Superando questo divario, gli intellettuali potevano pensare ad una cultura della modernità (Ottieri, Fortini, Giudici, Pampaloni si interessavano ai rapporti con il personale). L’individuo, considerato persona, doveva recuperare la sua dignità all’interno dell’ambiente e della società.
Lo stesso Adriano Olivetti con “Ordine politico delle Comunità dello Stato secondo le leggi dello spirito” del 1946 e “Città dell’uomo” del 1960 contribuì a creare dei principi ancora oggi attuali.
L’aver- infatti- ritenuto la civiltà occidentale in preda ad un grande travaglio trova riscontro nell’odierna realtà, soprattutto, per aver ravvisato la necessità di ripristinare quei valori eterni come l’amore, la verità, la giustizia e, in assenza dei quali ‚per l’uomo ci sarebbe solo distruzione e disordine.
L’uomo va, quindi, educato potenziando la sua spiritualità e attivando una ”filantropia” di matrice divina A. Olivetti, condizionato dal crollo della Borsa del 1929 e dai conflitti mondiali cercò una soluzione nel pensiero di Mounier tra personalismo e comunitarismo, rivalutando l’uomo nella sua interezza. Laureato in chimica industriale, già a 13 anni aveva vissuto il disagio del lavoro in fabbrica e successivamente aveva sperimentato in America il sistema fordista della catena di montaggio, organizzato per l’eliminazione dei tempi morti ma carente nei rapporti sociali. Riteneva- invece- che il lavoratore dovesse identificarsi con l’Azienda. Avviò, pertanto, corsi di formazione con la presenza di discipline quali la Filosofia e la Storia del Cinema, per innescare un processo di apprendimento e di appartenenza.
L’Homo sapiens non era per lui avulso dall’homo faber.
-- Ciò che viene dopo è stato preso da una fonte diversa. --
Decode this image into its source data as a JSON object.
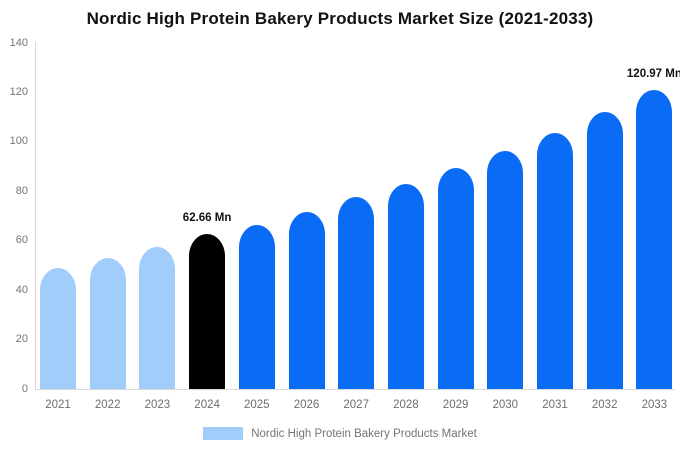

Innovativo il suo metodo e la sua profonda attenzione alle Istituzioni come impresa, famiglia scuola.
Proponeva un processo in continua crescita dalla coscienza di sé alla rivalutazione della persona: una restaurazione copernicana all’insegna della libertà e giustizia, annullando il capitalismo che sovente strumentalizza l’uomo al denaro ed al profitto, rinchiudendolo in se stesso. L’uomo, quindi, deve sapersi relazionare prima con se stesso ‚poi con gli altri e con Dio.
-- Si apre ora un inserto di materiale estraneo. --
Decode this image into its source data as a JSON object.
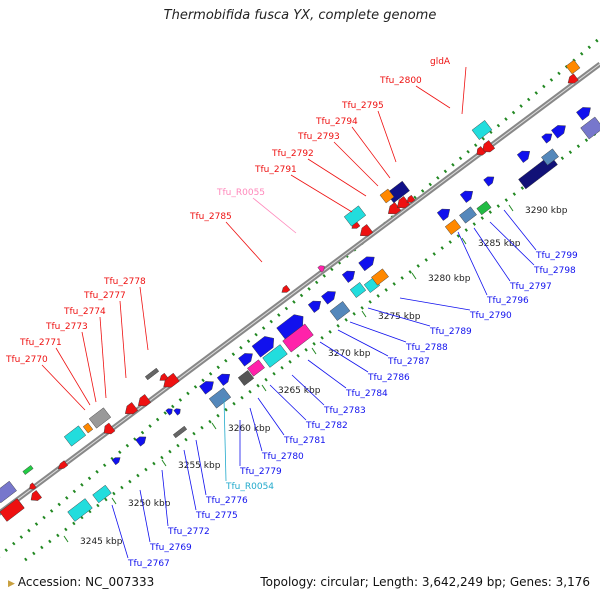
{
  "title": "Thermobifida fusca YX, complete genome",
  "footer": {
    "accession": "Accession: NC_007333",
    "topology": "Topology: circular; Length: 3,642,249 bp; Genes: 3,176"
  },
  "ticks": [
    "3245 kbp",
    "3250 kbp",
    "3255 kbp",
    "3260 kbp",
    "3265 kbp",
    "3270 kbp",
    "3275 kbp",
    "3280 kbp",
    "3285 kbp",
    "3290 kbp"
  ],
  "labels_top": [
    "Tfu_2770",
    "Tfu_2771",
    "Tfu_2773",
    "Tfu_2774",
    "Tfu_2777",
    "Tfu_2778",
    "Tfu_2785",
    "Tfu_R0055",
    "Tfu_2791",
    "Tfu_2792",
    "Tfu_2793",
    "Tfu_2794",
    "Tfu_2795",
    "Tfu_2800",
    "gldA"
  ],
  "labels_bottom": [
    "Tfu_2767",
    "Tfu_2769",
    "Tfu_2772",
    "Tfu_2775",
    "Tfu_2776",
    "Tfu_R0054",
    "Tfu_2779",
    "Tfu_2780",
    "Tfu_2781",
    "Tfu_2782",
    "Tfu_2783",
    "Tfu_2784",
    "Tfu_2786",
    "Tfu_2787",
    "Tfu_2788",
    "Tfu_2789",
    "Tfu_2790",
    "Tfu_2796",
    "Tfu_2797",
    "Tfu_2798",
    "Tfu_2799"
  ],
  "colors": {
    "reverse_strand_gene": "#ee1111",
    "forward_strand_gene": "#1111ee",
    "rna_gene": "#ff22aa",
    "trna_label": "#ff88bb",
    "ncrna_label": "#22aacc",
    "backbone": "#888888",
    "ticks": "#228822",
    "cyan_feature": "#22dddd",
    "orange_feature": "#ff8800",
    "steel_feature": "#5588bb",
    "grey_feature": "#999999"
  }
}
Importante agire secondo coscienza, comunicando con gli altri. Nasce una filosofia dell’uomo contrapposta alla filosofia delle cose. L’uomo di oggi è –invece- spinto all’edonismo e alla prevaricazione del denaro.
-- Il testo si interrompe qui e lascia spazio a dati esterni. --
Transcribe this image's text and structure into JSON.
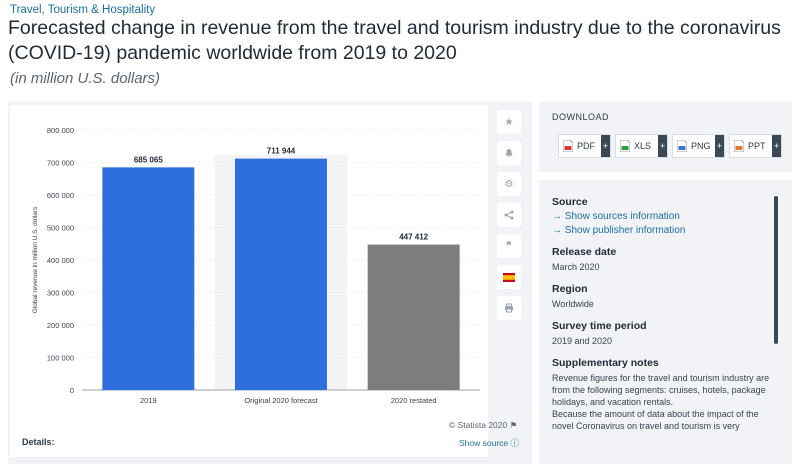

Necessaria, allora, una nuova idea per riscoprire la verità.
Qui s’inserisce Simone Weil, un’insegnante di filosofia ebrea che, dopo una pubblicazione nel 1952, viene introdotta nel clima culturale italiano e nel 1937 si converte al Cristianesimo. Militante dell’estrema sinistra rivoluzionaria, impegnata come operaia a Parigi nella Renault dal 1934 al 1935, esperienza voluta vivamente, per provare sul campo il disegno di una condizione che descriverà poi nel suo libro “La condizione operaia”
Ravviserà nel capitalismo le cause della miseria umana ‚quasi una forza che lo incatena al suo destino.
L’uomo, perciò, deve essere recuperato nella sua soggettività con una impulso vitale che lo porta ad agire. Una rivoluzione spirituale che lo porta a correggere il mondo per il recupero della giustizia e della verità.